Conte ha concepito una cabina di regia a tre con i ministri dell’Economia e delle Infrastrutture, Gualtieri (Pd) e Patuanelli (M5S), a sovrintendere su sei supermanager dotati di ampi poteri, uno per ciascuna delle “macro missioni”, cioè i filoni-chiave di investimento, dalla digitalizzazione alla conversione ecologica, dalla sanità all’inclusione sociale e territoriale. I critici (e con essi Renzi) obiettano che così verrebbero esautorati gli altri ministeri e soprattutto il Parlamento. L’obiezione in sé non è affatto insensata, però i ritardi cronici che il nostro Paese ha manifestato nello spendere i fondi europei ordinari inducono a pensare che non ci si possa limitare ad applicare tout court le normali procedure. A maggior ragione se si tiene conto che i fondi saranno progressivamente erogati in rapporto allo stato di attuazione dei progetti messi in campo. E viene anche da domandarsi dove sia finita tutta l’enfasi che è stata messa, anche da parte delle attuali opposizioni, sul cosiddetto “modello Genova”, che ha consentito di ricostruire in un tempo record il ponte autostradale dopo il tragico crollo del Morandi.

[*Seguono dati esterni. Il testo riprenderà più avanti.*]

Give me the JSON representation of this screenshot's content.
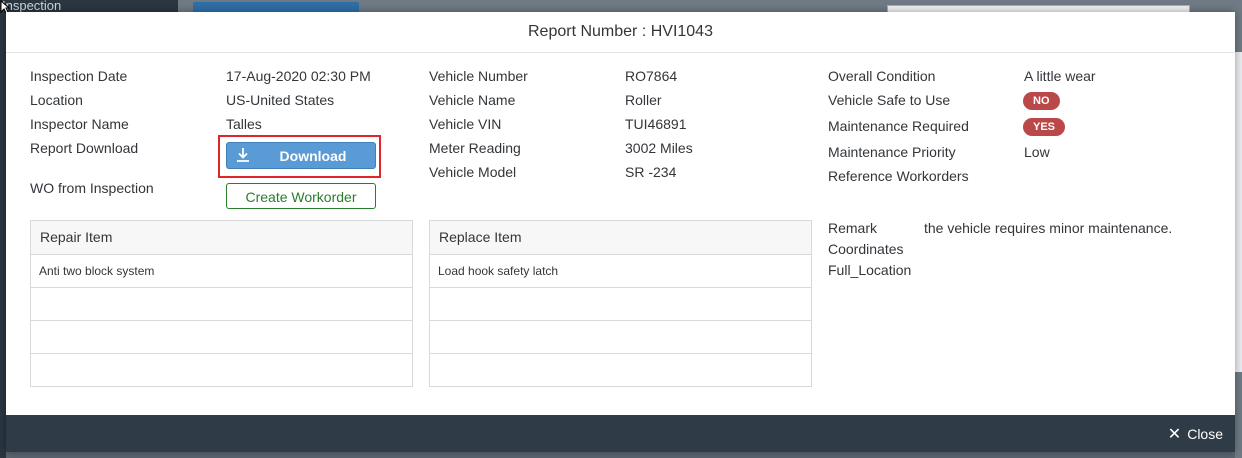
{
  "background": {
    "sidebar_title": "Inspection"
  },
  "dialog": {
    "title": "Report Number : HVI1043",
    "column1": {
      "inspection_date_label": "Inspection Date",
      "inspection_date": "17-Aug-2020 02:30 PM",
      "location_label": "Location",
      "location": "US-United States",
      "inspector_name_label": "Inspector Name",
      "inspector_name": "Talles",
      "report_download_label": "Report Download",
      "download_button": "Download",
      "wo_label": "WO from Inspection",
      "create_workorder_button": "Create Workorder"
    },
    "column2": {
      "vehicle_number_label": "Vehicle Number",
      "vehicle_number": "RO7864",
      "vehicle_name_label": "Vehicle Name",
      "vehicle_name": "Roller",
      "vehicle_vin_label": "Vehicle VIN",
      "vehicle_vin": "TUI46891",
      "meter_reading_label": "Meter Reading",
      "meter_reading": "3002 Miles",
      "vehicle_model_label": "Vehicle Model",
      "vehicle_model": "SR -234"
    },
    "column3": {
      "overall_condition_label": "Overall Condition",
      "overall_condition": "A little wear",
      "safe_label": "Vehicle Safe to Use",
      "safe_value": "NO",
      "maintenance_required_label": "Maintenance Required",
      "maintenance_required": "YES",
      "maintenance_priority_label": "Maintenance Priority",
      "maintenance_priority": "Low",
      "reference_workorders_label": "Reference Workorders",
      "remark_label": "Remark",
      "remark": "the vehicle requires minor maintenance.",
      "coordinates_label": "Coordinates",
      "full_location_label": "Full_Location"
    },
    "repair_table": {
      "header": "Repair Item",
      "rows": [
        "Anti two block system",
        "",
        "",
        ""
      ]
    },
    "replace_table": {
      "header": "Replace Item",
      "rows": [
        "Load hook safety latch",
        "",
        "",
        ""
      ]
    },
    "close_button": "Close",
    "badge_color": "#bb4848",
    "accent_color": "#5a9ad5",
    "success_color": "#2b7c2b"
  }
}
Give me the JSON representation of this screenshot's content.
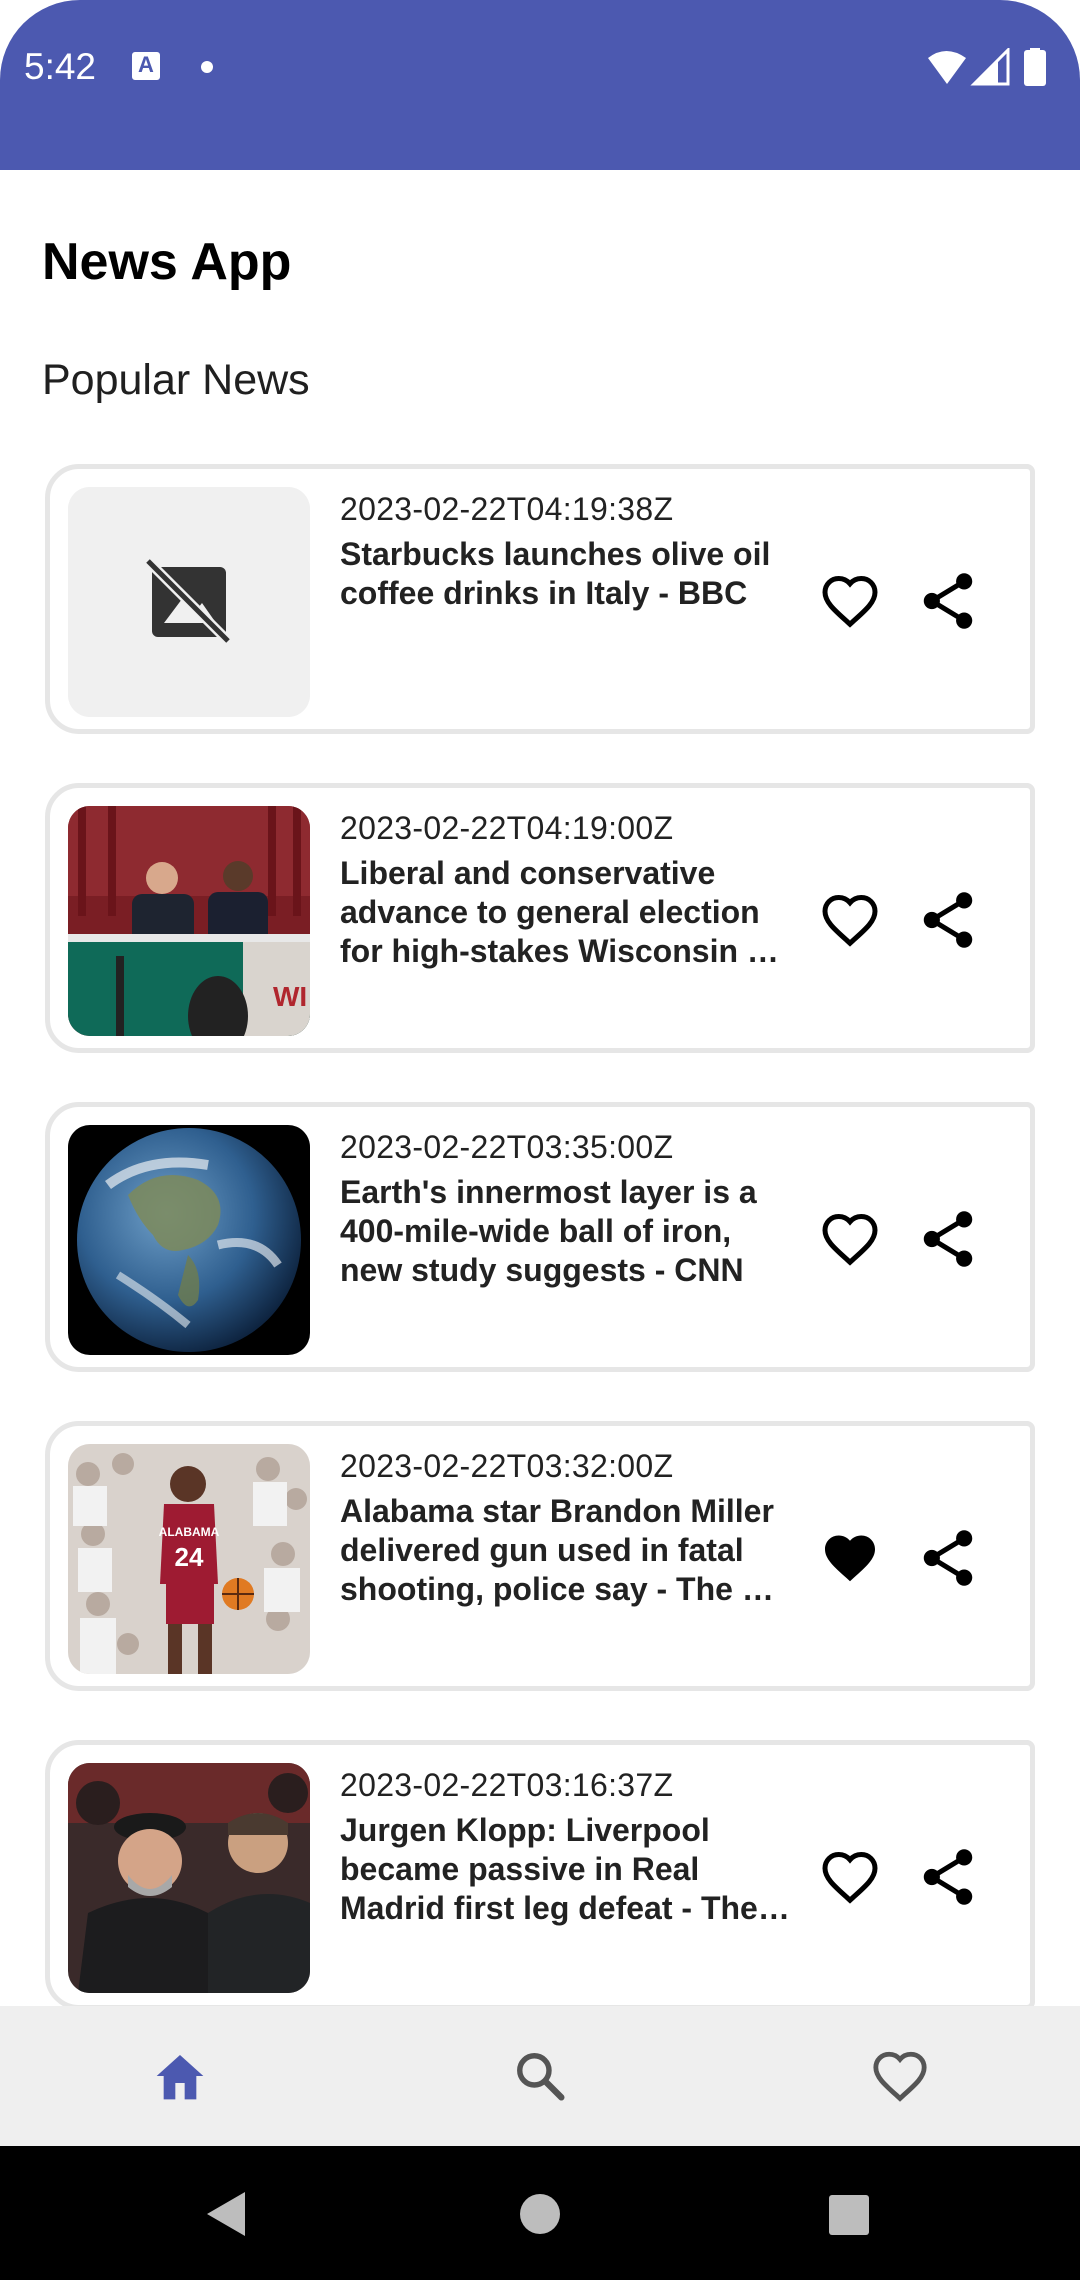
{
  "status_bar": {
    "time": "5:42",
    "notification_icon": "A",
    "background": "#4c59b0",
    "icons": [
      "wifi-icon",
      "signal-icon",
      "battery-icon"
    ]
  },
  "app": {
    "title": "News App",
    "section_title": "Popular News"
  },
  "articles": [
    {
      "date": "2023-02-22T04:19:38Z",
      "title_lines": [
        "Starbucks launches olive oil",
        "coffee drinks in Italy - BBC"
      ],
      "image": "broken-image-placeholder",
      "favorited": false
    },
    {
      "date": "2023-02-22T04:19:00Z",
      "title_lines": [
        "Liberal and conservative",
        "advance to general election",
        "for high-stakes Wisconsin S…"
      ],
      "image": "debate-panel-photo",
      "favorited": false
    },
    {
      "date": "2023-02-22T03:35:00Z",
      "title_lines": [
        "Earth's innermost layer is a",
        "400-mile-wide ball of iron,",
        "new study suggests - CNN"
      ],
      "image": "earth-globe-photo",
      "favorited": false
    },
    {
      "date": "2023-02-22T03:32:00Z",
      "title_lines": [
        "Alabama star Brandon Miller",
        "delivered gun used in fatal",
        "shooting, police say - The W…"
      ],
      "image": "basketball-player-photo",
      "jersey_text": "ALABAMA 24",
      "favorited": true
    },
    {
      "date": "2023-02-22T03:16:37Z",
      "title_lines": [
        "Jurgen Klopp: Liverpool",
        "became passive in Real",
        "Madrid first leg defeat - The…"
      ],
      "image": "football-coach-photo",
      "favorited": false
    }
  ],
  "bottom_nav": {
    "items": [
      {
        "name": "home",
        "icon": "home-icon",
        "active": true
      },
      {
        "name": "search",
        "icon": "search-icon",
        "active": false
      },
      {
        "name": "favorites",
        "icon": "heart-icon",
        "active": false
      }
    ],
    "active_color": "#4c59b0",
    "inactive_color": "#555555"
  },
  "system_nav": [
    "back-icon",
    "home-circle-icon",
    "recents-icon"
  ]
}
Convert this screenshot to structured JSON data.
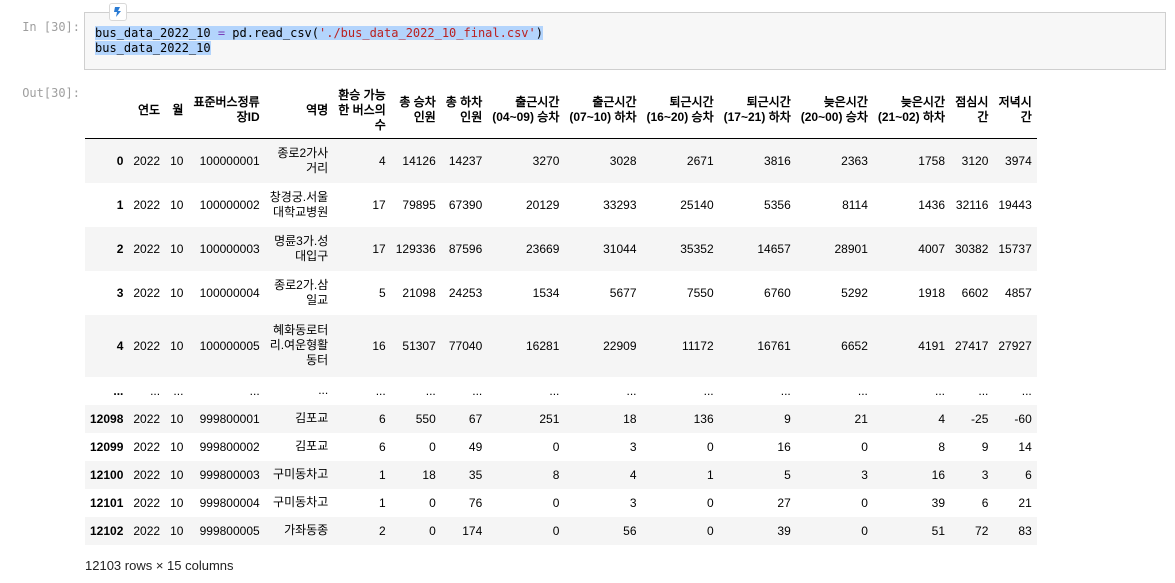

Trovare un punto di equilibrio organizzativo non appare comunque impossibile e così pure assicurare un maggior coinvolgimento di tutti i partiti della coalizione di governo, se questo si rivelasse in fondo il problema più sentito. Se invece l’obiettivo reale fosse far cadere il Governo, aprendo una crisi formale e portando alle dimissioni il presidente del Consiglio, allora la ricerca di un nuovo equilibrio per il futuro apparirebbe estremamente difficile. Quando dal Quirinale arriva il messaggio che dopo questo Governo ci sono soltanto le elezioni, vuol dire che la possibilità di costruire un esecutivo diverso viene considerata irrealistica e tale effettivamente si dimostra considerando tutti i fattori in gioco. Invece di giocare d’azzardo in un frangente drammatico e già di suo pieno di incognite, la politica farebbe bene a riprendere le parole che il capo dello Stato ha pronunciato ricordando il suo predecessore Ciampi: “coesione”, “unità del Paese”, “spinta all’unione dell’Europa”.